Freddie Green

Frederick William Green was born in Charleston, March 31, 1911. While not
an orphan himself, Green often played with the Jenkins
Orphanage Band and taught himself music. Green stated in an interview, "As
far as music is concerned, Charleston has always been musical." The band
often traveled into Green's neighborhood, and he would follow them all around
the city. At the time The Orphanage
Band was a marching band. The orphanage band was a place for poor children
to get musical training.
Green migrated to New York in 1923 because he felt that he would not be able to
make it as a musician in Charleston. Green was first heard by the legendary John
Hammond who subsequently recommended him to Count
Basie. While in Harlem, he played at the Yeah Man with Lonnie
Simmons, and the two then moved on to the Exclusive Club. They, along with
fellow Jenkins alumni Cat Anderson, worked in a group
known as the Nighthawks.
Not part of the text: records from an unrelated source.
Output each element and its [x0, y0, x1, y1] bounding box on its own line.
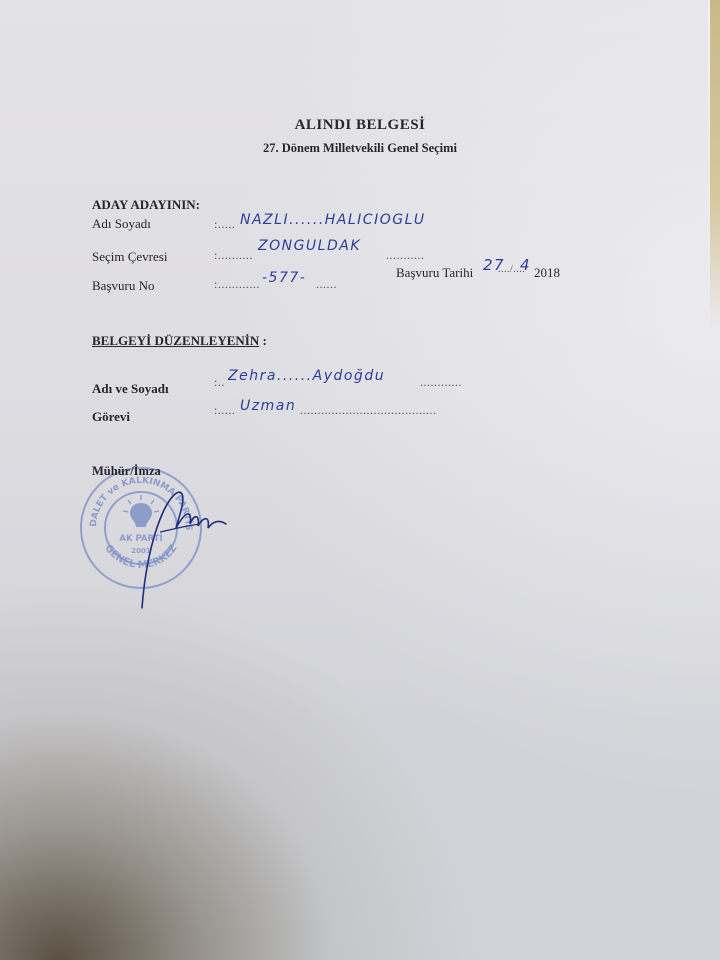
- issuer-role-suffix: .......................................: [300, 403, 437, 418]
- document-subtitle: 27. Dönem Milletvekili Genel Seçimi: [0, 141, 720, 156]
- application-no-suffix: ......: [316, 277, 337, 292]
- issuer-section-heading: BELGEYİ DÜZENLEYENİN :: [92, 333, 267, 349]
- candidate-section-heading: ADAY ADAYININ:: [92, 197, 200, 213]
- issuer-name-label: Adı ve Soyadı: [92, 381, 169, 397]
- signature-mark: [130, 480, 240, 610]
- application-date-year: 2018: [534, 265, 560, 281]
- application-no-prefix: :............: [214, 277, 260, 292]
- application-date-label: Başvuru Tarihi: [396, 265, 473, 281]
- issuer-heading-text: BELGEYİ DÜZENLEYENİN: [92, 333, 259, 348]
- paper-edge: [708, 0, 710, 330]
- table-edge: [710, 0, 720, 330]
- candidate-name-prefix: :.....: [214, 217, 235, 232]
- issuer-role-label: Görevi: [92, 409, 130, 425]
- issuer-heading-colon: :: [259, 333, 267, 348]
- application-no-label: Başvuru No: [92, 278, 154, 294]
- constituency-prefix: :..........: [214, 248, 253, 263]
- document-title: ALINDI BELGESİ: [0, 117, 720, 134]
- constituency-label: Seçim Çevresi: [92, 249, 167, 265]
- issuer-role-value: Uzman: [240, 398, 296, 414]
- issuer-role-prefix: :.....: [214, 403, 235, 418]
- issuer-name-suffix: ............: [420, 375, 462, 390]
- issuer-name-prefix: :..: [214, 375, 225, 390]
- seal-signature-label: Mühür/İmza: [92, 464, 161, 479]
- issuer-name-value: Zehra......Aydoğdu: [228, 368, 385, 384]
- application-date-month: 4: [520, 256, 531, 274]
- application-no-value: -577-: [262, 270, 306, 286]
- constituency-suffix: ...........: [386, 248, 425, 263]
- candidate-name-value: NAZLI......HALICIOGLU: [240, 212, 426, 228]
- candidate-name-label: Adı Soyadı: [92, 216, 151, 232]
- constituency-value: ZONGULDAK: [258, 238, 361, 254]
The Nighthawks included several of the best players from
the orphanage. Green attributes the musical influences of his youth to the music
that he heard coming from New York into Charleston.
Green was a model of loyalty: an un-amplified guitar player he joined Count
Basie in 1937 and continued to play with him for almost 50 years. Green never took a solo but provided the
essential pulse that propelled the driving swing of the band and laid the background for some of the most famous
solos to arise out of the big band era.